Because it was Southern-Owners’ motion for summary judgment, it had the burden, even though Flagler Hospital has the burden at trial to prove its charges are reasonable. The trial court did not find that Southern-Owners met its burden before it imposed the burden on Flagler Hospital to demonstrate the reasonableness of its charges. Therefore, the trial court erred.

3. Flagler Hospital’s motion for appellate attorney’s fees

Flagler Hospital filed a motion seeking appellate attorney’s fees under Florida Statute section 627.428, which provides for an award of attorney’s fees to an insured that prevails against an insurance company on appeal. The Court grants Flagler Hospital’s motion contingent upon it ultimately prevailing under the insurance policy.

Based on the foregoing, it is hereby ORDERED AND ADJUDGED as follows:

1. The “Final Summary Judgment in Favor of Defendant,” filed on October 23, 2014, is REVERSED and this matter is REMANDED for proceedings consistent with this opinion.

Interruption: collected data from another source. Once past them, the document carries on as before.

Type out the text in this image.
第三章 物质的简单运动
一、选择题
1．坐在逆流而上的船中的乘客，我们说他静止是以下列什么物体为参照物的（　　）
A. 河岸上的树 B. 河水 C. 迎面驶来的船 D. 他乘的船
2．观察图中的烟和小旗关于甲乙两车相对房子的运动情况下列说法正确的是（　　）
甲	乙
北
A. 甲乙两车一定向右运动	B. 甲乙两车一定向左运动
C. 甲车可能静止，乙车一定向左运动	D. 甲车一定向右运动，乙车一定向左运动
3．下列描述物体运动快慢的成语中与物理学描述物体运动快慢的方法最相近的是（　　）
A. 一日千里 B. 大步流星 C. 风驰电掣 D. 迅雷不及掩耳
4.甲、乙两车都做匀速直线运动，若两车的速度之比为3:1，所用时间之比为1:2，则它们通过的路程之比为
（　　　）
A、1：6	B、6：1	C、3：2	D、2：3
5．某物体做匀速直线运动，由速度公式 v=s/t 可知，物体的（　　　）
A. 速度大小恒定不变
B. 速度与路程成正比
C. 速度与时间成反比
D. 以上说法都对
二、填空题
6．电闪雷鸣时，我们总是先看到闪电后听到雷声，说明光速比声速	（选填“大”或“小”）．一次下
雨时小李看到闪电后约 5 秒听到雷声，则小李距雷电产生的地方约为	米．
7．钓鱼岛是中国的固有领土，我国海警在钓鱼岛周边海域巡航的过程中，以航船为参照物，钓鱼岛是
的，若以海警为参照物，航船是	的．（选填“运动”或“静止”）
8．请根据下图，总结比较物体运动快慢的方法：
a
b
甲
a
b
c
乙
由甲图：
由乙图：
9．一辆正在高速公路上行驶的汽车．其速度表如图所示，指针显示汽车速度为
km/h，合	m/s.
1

2. Flagler Hospital’s motion for appellate attorney’s fees, filed on December 24, 2015, is GRANTED contingent upon Flagler Hospital prevailing under the insurance policy, and the assessment of those fees is REMANDED to the trial court. (MURPHY and O’KANE, JJ., concur.)

__________________

1Although the issue was sufficiently preserved here for appellate review, the Court notes that attorneys have an obligation to make their objections clear for the record so that opposing counsel and judges have an opportunity to respond at that point in time.